Before getting started, ensure that you have the following requirements installed on your system:
-
Apache NiFi: Download and install Apache NiFi from https://nifi.apache.org/download.html.
-
Kafka: Install Apache Kafka by following the instructions at https://kafka.apache.org/quickstart.
-
Python: Ensure you have Python installed on your system. You can download it from https://www.python.org/downloads/.
-
kafka-python library: Install the kafka-python library using pip:
pip install kafka-python
-
Zookeeper: Kafka requires ZooKeeper. You can download and install ZooKeeper from https://zookeeper.apache.org/releases.html.
-
Java: Make sure you have Java (JRE or JDK) installed. You can download it from https://www.oracle.com/java/technologies/javase-downloads.html.
-
MySQL: Install MySQL, and configure it as needed.
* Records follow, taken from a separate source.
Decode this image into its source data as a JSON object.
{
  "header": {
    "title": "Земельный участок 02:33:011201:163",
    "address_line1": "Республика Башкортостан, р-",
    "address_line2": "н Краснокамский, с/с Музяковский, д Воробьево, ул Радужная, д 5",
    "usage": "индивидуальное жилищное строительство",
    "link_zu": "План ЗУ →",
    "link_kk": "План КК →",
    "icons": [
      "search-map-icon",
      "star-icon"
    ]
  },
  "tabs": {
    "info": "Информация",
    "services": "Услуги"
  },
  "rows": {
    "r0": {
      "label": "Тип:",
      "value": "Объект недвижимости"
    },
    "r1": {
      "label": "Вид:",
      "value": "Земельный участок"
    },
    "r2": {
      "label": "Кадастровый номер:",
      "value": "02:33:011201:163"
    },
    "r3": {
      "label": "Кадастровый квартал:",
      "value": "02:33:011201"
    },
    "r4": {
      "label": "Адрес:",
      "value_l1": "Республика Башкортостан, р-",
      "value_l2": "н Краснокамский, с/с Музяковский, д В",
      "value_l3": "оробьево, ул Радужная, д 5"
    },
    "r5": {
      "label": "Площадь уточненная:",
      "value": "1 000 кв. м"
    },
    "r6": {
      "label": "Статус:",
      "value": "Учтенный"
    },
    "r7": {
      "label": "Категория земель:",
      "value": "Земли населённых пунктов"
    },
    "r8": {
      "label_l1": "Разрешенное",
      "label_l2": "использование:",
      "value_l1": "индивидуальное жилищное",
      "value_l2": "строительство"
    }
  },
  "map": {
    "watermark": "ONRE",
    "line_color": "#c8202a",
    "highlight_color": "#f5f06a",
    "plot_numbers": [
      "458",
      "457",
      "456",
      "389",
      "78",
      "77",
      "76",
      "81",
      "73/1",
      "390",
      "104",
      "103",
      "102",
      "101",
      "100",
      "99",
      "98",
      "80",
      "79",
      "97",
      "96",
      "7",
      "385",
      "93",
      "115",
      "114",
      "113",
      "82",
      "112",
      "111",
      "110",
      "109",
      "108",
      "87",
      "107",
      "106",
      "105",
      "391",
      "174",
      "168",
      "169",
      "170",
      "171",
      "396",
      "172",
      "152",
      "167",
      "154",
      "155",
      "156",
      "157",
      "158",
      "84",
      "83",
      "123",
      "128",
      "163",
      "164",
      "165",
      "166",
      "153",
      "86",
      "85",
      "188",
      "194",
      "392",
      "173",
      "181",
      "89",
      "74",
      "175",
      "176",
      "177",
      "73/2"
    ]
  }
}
You can download MySQL from https://dev.mysql.com/downloads/installer/.
-
Set Up Kafka and Zookeeper:
- Start Zookeeper and Kafka Broker.
-
Kafka Topic and Producer:
- Create the "cookie_logs" Kafka topic.
- Optionally, start a Kafka Producer server for manual data production.
-
Optional: Create Kafka Consumer:
- Optionally, create a Kafka Consumer for testing and monitoring data.
-
Start Apache NiFi:
- Launch the Apache NiFi server for data consumption and processing.
-
Generate Website Logs:
- Use
kafka_prod.py
to create synthetic website logs with Faker.
- Use
-
Initialize Kafka Producer:
- Configure a Kafka Producer to send data as JSON to Kafka.
-
Send Data to Kafka:
- Execute the script to send 1000 generated log entries to the "cookie-logs" Kafka topic.
-
Start MySQL Server:
- Start MySQL server based on your system's requirements.
-
Connect to MySQL:
- Use the
mysql
command to connect to the MySQL server with credentials.
- Use the
-
Create Database and Table:
- Execute SQL commands to create the
cookie_logs
database and define thelogs
table.
- Execute SQL commands to create the
- Import the NiFi pipeline XML file
cookie_logs.xml
to set up the dataflow for processing and storing the ingested data.
These steps will help you set up and run your web data ingestion pipeline efficiently. Ensure that you have the necessary dependencies installed before proceeding.